Во всей этой суете мне приходилось больше заниматься не техникой, а людьми. Ведь эти срочные армейские заказы ломали плановый производственный процесс, не давали выпускать освоенную серийную продукцию, чем, зачастую, лишали рабочих части заработка. Как начальник ИТС Ленфронта, вдобавок неформальный лидер «рабочей оппозиции», я разъезжал по заводам, на митингах призывая людей пожертвовать личным ради страны, приводя в пример Минина, убеждал, что не устранив финскую опасность, каждый ленинградец подвергает себя риску нападения империалистических держав со стороны близкой северной границы. Судя по отчётам областного комитета партии, которые высылались ЧВС Северного направления Жданову и ЧВС Ленфронта Мазепову, моя разъяснительная деятельность была успешной, поскольку недовольных складывающейся ситуацией было мизерное количество и они избегали демонстрировать своё недовольство открыто.
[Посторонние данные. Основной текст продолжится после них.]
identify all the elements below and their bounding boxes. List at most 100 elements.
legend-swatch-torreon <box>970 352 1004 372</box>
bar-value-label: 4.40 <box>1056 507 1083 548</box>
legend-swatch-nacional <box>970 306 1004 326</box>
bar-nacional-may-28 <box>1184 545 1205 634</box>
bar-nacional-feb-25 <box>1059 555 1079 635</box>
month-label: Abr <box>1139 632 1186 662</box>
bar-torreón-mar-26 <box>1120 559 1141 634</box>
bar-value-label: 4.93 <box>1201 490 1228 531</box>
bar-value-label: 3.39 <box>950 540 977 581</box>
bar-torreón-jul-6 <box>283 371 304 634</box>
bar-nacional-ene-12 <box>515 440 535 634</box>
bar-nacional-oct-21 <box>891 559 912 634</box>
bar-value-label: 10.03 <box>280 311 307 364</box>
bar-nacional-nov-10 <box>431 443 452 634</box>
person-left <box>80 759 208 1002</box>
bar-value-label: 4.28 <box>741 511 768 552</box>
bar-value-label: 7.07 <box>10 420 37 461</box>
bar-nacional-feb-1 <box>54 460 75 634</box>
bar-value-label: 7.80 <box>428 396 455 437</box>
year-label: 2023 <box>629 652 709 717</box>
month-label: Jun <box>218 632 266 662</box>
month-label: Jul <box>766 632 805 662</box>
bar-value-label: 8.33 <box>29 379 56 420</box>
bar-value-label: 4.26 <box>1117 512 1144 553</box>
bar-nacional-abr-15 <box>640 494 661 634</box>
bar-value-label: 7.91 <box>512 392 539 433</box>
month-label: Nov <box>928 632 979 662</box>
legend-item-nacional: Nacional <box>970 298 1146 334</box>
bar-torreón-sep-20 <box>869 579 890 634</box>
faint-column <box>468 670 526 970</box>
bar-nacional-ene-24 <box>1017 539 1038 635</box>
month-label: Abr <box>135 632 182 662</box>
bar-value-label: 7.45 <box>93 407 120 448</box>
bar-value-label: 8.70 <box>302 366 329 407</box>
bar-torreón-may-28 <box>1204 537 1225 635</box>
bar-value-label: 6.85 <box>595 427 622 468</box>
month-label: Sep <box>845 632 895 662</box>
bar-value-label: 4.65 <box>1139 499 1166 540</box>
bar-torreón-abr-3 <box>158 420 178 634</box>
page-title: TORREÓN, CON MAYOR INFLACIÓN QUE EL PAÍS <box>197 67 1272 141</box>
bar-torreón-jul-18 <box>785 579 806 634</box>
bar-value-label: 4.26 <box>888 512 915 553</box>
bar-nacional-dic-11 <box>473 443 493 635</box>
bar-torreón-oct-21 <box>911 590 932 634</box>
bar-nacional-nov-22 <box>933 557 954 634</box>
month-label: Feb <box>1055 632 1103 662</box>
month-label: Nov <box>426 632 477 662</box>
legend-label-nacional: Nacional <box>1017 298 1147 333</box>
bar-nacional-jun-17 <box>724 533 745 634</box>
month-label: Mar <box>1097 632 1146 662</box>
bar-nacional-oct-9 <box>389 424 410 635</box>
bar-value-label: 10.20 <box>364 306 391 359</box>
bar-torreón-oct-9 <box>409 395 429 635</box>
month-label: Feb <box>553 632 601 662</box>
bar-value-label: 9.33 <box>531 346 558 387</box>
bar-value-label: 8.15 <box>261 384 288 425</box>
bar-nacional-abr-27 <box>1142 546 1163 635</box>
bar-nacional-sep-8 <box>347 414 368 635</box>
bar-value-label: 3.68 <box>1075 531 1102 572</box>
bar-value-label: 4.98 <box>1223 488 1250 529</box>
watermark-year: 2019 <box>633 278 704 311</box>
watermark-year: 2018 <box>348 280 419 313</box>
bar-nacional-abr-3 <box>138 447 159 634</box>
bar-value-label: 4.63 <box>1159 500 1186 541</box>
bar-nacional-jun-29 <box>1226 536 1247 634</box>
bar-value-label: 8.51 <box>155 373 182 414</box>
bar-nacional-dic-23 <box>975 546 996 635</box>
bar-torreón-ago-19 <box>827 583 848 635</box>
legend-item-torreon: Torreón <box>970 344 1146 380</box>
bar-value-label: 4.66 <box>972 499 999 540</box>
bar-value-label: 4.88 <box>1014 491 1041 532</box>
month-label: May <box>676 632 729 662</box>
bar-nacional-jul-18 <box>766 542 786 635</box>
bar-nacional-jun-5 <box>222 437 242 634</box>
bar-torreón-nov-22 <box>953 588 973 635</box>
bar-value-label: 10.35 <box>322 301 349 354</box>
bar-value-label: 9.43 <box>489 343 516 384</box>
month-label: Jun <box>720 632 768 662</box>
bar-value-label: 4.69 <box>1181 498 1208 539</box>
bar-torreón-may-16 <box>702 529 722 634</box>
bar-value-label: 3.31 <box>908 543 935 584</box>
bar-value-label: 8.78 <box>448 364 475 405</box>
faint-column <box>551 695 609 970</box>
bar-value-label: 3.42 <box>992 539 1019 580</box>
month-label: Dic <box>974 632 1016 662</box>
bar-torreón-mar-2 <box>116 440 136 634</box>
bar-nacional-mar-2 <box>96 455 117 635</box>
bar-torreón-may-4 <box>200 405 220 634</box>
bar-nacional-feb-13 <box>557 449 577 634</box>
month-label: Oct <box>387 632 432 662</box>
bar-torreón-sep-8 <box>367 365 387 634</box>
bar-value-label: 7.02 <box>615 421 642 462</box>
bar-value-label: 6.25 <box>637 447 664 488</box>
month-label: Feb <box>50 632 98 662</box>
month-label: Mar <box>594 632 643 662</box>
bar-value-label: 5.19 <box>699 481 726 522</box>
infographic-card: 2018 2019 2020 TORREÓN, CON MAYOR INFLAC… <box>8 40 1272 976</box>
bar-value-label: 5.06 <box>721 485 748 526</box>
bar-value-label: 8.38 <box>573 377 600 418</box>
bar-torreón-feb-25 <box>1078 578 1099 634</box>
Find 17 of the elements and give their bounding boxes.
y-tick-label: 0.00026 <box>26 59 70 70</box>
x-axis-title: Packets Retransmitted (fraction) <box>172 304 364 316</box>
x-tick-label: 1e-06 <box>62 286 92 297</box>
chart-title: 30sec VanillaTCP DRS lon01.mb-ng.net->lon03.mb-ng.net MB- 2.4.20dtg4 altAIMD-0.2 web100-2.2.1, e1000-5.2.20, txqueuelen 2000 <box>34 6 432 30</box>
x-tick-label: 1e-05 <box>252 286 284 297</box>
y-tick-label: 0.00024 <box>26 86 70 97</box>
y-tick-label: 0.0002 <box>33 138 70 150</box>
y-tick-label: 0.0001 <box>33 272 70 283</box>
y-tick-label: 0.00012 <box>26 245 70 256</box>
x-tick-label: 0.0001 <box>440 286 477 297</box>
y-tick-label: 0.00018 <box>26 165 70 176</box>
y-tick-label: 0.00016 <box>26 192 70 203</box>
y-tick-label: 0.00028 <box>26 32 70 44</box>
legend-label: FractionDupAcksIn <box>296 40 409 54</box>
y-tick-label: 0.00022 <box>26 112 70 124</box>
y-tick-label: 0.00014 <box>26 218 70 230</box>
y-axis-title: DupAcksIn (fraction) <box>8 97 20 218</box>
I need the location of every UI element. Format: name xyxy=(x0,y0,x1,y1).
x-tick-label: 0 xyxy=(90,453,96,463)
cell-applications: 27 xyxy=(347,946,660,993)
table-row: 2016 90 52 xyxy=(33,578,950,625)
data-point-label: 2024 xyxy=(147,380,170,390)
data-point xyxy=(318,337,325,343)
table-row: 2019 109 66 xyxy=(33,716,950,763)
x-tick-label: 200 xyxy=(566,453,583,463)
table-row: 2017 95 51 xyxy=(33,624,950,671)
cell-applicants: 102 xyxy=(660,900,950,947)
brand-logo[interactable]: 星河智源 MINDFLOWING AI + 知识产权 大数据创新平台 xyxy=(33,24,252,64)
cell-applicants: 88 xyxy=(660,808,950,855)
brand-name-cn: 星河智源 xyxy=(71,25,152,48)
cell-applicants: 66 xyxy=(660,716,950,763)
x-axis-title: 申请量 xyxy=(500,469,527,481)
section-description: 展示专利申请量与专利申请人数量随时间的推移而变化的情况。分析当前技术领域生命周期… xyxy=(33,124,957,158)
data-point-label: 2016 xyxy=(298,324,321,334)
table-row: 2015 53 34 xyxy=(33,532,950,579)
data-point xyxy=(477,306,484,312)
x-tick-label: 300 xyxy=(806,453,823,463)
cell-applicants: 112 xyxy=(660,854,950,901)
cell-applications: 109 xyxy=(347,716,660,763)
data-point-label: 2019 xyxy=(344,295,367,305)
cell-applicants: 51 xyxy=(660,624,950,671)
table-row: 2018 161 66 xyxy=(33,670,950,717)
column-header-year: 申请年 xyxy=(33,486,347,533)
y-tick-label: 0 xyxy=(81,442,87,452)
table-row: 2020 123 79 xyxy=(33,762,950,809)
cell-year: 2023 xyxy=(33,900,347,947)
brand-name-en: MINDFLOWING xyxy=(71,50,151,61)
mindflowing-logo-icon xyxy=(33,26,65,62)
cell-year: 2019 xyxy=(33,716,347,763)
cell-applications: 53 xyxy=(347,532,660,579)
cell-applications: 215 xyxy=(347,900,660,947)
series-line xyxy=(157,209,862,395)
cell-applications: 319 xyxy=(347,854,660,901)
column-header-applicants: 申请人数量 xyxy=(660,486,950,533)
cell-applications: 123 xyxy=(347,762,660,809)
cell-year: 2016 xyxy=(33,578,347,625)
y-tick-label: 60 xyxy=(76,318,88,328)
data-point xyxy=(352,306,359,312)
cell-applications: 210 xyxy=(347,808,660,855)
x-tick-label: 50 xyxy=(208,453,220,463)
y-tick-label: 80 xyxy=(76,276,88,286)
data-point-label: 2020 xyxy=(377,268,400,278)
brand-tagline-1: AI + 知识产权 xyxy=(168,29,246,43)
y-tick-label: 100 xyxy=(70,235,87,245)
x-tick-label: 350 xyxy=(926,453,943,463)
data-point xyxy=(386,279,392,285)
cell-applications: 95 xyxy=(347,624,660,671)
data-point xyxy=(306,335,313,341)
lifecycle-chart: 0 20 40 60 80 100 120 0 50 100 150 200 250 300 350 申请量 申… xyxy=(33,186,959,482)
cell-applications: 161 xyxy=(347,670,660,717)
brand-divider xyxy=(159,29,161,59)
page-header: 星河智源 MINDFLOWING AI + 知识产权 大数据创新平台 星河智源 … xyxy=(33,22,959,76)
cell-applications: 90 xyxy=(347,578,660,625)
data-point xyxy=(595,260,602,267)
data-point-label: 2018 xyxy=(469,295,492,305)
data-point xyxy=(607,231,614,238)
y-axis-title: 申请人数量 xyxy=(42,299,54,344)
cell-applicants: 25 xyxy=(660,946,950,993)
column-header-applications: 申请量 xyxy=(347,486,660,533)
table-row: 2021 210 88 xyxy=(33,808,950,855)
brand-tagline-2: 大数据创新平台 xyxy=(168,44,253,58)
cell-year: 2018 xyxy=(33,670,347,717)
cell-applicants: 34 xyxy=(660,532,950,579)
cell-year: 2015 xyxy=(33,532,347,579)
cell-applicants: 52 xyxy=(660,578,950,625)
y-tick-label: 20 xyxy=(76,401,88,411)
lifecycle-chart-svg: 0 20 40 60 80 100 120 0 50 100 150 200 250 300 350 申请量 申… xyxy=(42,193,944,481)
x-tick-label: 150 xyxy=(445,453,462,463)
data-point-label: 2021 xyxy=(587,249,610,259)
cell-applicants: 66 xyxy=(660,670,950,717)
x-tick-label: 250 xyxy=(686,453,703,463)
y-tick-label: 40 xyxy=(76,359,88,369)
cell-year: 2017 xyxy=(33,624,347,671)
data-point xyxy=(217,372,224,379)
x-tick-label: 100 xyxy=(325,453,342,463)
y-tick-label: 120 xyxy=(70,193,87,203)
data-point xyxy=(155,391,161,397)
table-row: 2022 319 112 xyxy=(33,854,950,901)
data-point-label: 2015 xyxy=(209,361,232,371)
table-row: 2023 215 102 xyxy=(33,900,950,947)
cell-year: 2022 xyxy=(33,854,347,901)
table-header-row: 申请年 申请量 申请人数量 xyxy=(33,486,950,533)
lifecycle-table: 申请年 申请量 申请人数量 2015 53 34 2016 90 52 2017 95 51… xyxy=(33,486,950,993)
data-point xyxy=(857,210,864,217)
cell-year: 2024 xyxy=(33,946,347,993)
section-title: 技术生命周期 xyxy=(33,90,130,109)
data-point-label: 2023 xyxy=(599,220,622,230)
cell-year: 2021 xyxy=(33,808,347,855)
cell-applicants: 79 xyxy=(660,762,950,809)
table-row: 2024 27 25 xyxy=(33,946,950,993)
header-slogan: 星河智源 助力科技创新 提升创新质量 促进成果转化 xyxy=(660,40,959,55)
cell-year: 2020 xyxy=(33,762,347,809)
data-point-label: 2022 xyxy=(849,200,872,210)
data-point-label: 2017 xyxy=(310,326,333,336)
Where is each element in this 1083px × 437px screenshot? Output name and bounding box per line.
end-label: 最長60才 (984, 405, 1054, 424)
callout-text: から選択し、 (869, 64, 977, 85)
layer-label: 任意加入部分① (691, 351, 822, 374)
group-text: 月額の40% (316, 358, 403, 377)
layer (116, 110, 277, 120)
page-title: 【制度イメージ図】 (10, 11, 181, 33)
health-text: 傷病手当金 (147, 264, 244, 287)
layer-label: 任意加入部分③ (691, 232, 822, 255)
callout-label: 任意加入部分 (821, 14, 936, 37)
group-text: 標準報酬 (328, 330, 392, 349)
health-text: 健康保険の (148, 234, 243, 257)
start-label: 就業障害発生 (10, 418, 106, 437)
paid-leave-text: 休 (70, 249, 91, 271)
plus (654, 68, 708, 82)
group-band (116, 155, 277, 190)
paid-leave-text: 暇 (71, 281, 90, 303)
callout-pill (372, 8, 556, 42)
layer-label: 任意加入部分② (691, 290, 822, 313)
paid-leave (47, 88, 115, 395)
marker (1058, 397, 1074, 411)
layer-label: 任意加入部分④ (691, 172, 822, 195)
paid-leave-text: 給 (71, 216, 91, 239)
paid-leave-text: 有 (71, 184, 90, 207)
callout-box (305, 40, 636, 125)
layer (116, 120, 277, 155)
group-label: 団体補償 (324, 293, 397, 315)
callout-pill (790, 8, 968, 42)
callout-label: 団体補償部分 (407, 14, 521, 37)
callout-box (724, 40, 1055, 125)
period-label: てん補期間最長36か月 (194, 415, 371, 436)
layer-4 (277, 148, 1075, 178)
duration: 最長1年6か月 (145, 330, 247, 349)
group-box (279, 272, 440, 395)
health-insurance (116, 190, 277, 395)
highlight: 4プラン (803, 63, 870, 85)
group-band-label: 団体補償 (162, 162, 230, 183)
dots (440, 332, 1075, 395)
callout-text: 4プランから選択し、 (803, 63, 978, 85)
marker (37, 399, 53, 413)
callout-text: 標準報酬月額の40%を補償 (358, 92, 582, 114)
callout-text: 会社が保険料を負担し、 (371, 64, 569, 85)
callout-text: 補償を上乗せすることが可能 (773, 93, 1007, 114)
Зато поддержка действий правительства СССР в отношении Финляндии, которое после отклонения ультиматума заявило, что согласиться на него пока ещё не поздно, после чего свело дипломатические контакты к минимуму, была на высоком уровне. НКИД, казалось вовсе не интересовался «финским вопросом», передоверив его полностью НКО. СССР не отвечал на ноты протеста в связи с полётами наших разведчиков над сопредельной территорией, формируя, без особой секретности, фактически демонстративно, три фронта, обосновывая это тем, что на той стороне границы частичная мобилизация была проведена ещё весной, когда на нас напала и Польша, а сейчас, осенью, и вовсе поставлены под ружьё все, кто может его в руках удержать. Причём, страна Суоми открыла двери всевозможным добровольцам, в основном шведам, которые открыто формировали свой отдельный корпус. Равно как и вооружалась, закупая в счёт предоставленных США и странами Антанты кредитов, артиллерию, танки и боевые самолёты. Терять нам было уже нечего, отношения с «атлантистами» были испорчены ещё в начале Польской войны, Штаты даже объявили нам тогда «моральное эмбарго», что ещё больше сблизило нас с японцами. А Германия демонстрировала нейтралитет, занятая собственными крупными проблемами.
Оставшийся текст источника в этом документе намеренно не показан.